Between 10% to 30% of women will suffer from Abnormal Uterine Bleeding (AUB) during their reproductive age and these figures are slightly higher in women around menopause.

AUB ranges from cyclical bleeding which is increased in length and/or flow to bleeding just about every day, or after intercourse. Any bleeding that is heavy (increased number of pads), irregular or unrelated to your normal period is considered as abnormal.

AUB is the broad term where a cause is still sought, but when no cause is found it is termed dysfunctional bleeding.

During a normal period the following should take place, bleeding for three to eight days, and not more than 80ml of blood per cycle, no clots (as menstrual blood should not clot), and the number of days between periods should not be less than 21, or more than 36 days with an average around 28 days.

The definitions have changed slightly over the last few years, but you can get increased flow and duration of every period, bleeding not regular with the period, bleeding after sex, long or short cycles and lastly decreased, or increased flow during what can still be considered as a normal period. The above may, or may not be associated with pain.

To get to a diagnosis it is important to clearly understand the bleeding problem and any factors that may be causing AUB, like thyroid disease, liver and kidney failure, blood disorders, certain medication especially blood thinners, hormonal problems and possible cancer. Secondly, it is important for the doctor to do a physical examination looking for any features that may point to a diagnosis.

Investigations should always include a pregnancy test, but the other tests should be to confirm a suspected diagnosis is confirmed. A pap smear and a biopsy from the uterus may be needed depending on the age of the person either in the office or in theatre. Radiological investigations like CT-scans and ultrasounds are usually done.

Causes may be as follows:

Dysfunctional bleeding, ovulatory or anovulatory this may be physiological (during puberty and around menopause).

Organic lesions that may include pregnancy associated causes, uterine causes like fibroids, polyps, cancer, infections, and trauma. And non-uterine causes that may be ovarian, tubal, or from vaginal, or cervical lesions.

Systemic abnormalities may include hormone administration including contraception, bleeding disorders, liver and kidney disease, and a range of hormonal disorders, especially Poly Cystic Ovarian Disease(PCOS), thyroid disease and even obesity and severe weight loss or eating disorders.

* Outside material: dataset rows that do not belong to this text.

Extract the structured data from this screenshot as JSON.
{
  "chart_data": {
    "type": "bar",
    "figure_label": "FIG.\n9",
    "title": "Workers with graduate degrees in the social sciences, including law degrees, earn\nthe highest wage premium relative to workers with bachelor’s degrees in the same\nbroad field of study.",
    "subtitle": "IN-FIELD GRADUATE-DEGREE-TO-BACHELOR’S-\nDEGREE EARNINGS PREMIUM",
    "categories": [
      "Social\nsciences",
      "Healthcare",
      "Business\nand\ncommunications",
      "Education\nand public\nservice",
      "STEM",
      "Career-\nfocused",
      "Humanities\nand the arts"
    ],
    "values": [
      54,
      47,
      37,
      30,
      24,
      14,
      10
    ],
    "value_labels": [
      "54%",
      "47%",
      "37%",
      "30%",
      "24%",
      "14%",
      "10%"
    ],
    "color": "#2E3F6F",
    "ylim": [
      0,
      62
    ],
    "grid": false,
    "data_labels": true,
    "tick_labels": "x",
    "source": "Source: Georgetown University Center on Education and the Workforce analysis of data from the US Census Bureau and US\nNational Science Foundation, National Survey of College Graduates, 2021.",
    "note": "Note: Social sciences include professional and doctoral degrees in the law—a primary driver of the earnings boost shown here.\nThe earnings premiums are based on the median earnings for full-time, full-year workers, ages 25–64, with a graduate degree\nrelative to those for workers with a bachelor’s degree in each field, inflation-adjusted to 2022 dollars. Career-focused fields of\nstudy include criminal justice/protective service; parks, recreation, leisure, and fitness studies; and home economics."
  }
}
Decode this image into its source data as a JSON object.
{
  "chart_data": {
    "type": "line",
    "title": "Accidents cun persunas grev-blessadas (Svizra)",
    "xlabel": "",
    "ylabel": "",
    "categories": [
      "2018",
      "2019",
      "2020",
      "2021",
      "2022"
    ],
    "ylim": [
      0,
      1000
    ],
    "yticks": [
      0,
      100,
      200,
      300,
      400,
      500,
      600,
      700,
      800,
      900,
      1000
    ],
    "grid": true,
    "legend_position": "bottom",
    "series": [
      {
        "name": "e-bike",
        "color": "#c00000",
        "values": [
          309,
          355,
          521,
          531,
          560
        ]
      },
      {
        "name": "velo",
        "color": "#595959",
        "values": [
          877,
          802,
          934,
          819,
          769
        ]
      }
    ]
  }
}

Cancer risk is highest around and after menopause and such bleeding should never be ignored.

Treatment may be medical or surgical:

Medical treatment may be as simple as non-steroidal anti-inflammatories, to hormones like birth control tablets, or injections failing which a drug that will interfere with the hypothalamic-pituitary-ovarian-axis. As mentioned in a previous topic the Mirena can also be used.

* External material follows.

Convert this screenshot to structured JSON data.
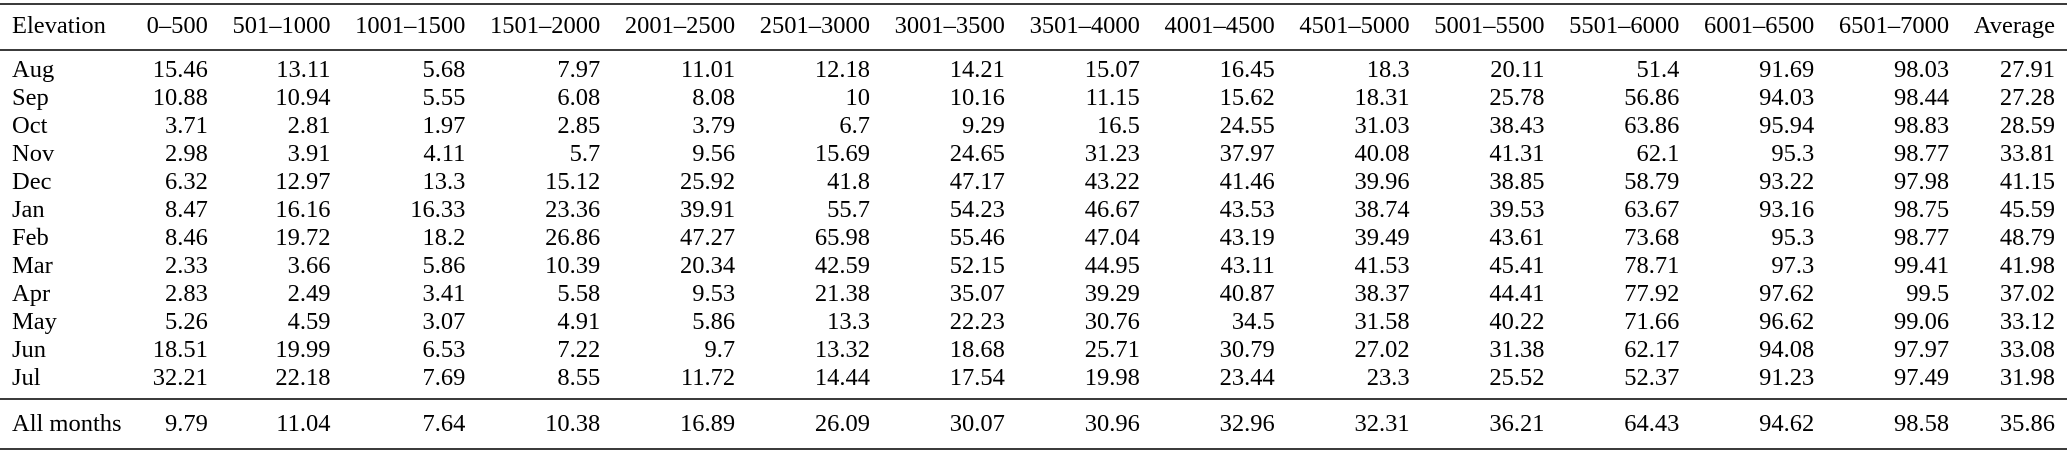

Surgical treatment can start from a curettage (womb scrape), or endometrial destructive procedures like endometrial ablation to hysterectomy where the uterus is removed all depending on the cause.

Systemic causes will require treatment of the underlying problem, like treat the thyroid disease, control the diabetes, avoiding and treating infections.

Bleeding disorder may prove to be a little more challengingto manage, but the services of a heamatologist may be useful.

Bleeding that is perceived to be different from the normal period should be investigated and treated. Warning signs include clots, inter-menstrual bleeding, post sex bleeding and other hormonal changes like increase hair growth, obesity and weight loss. The aim of the tests is to find a cause, but more so to diagnose cancer as most female cancers have very little symptoms before it has spread.

Bleeding may just be due to stress, trauma or exogenous hormones, but time to diagnosis is essential.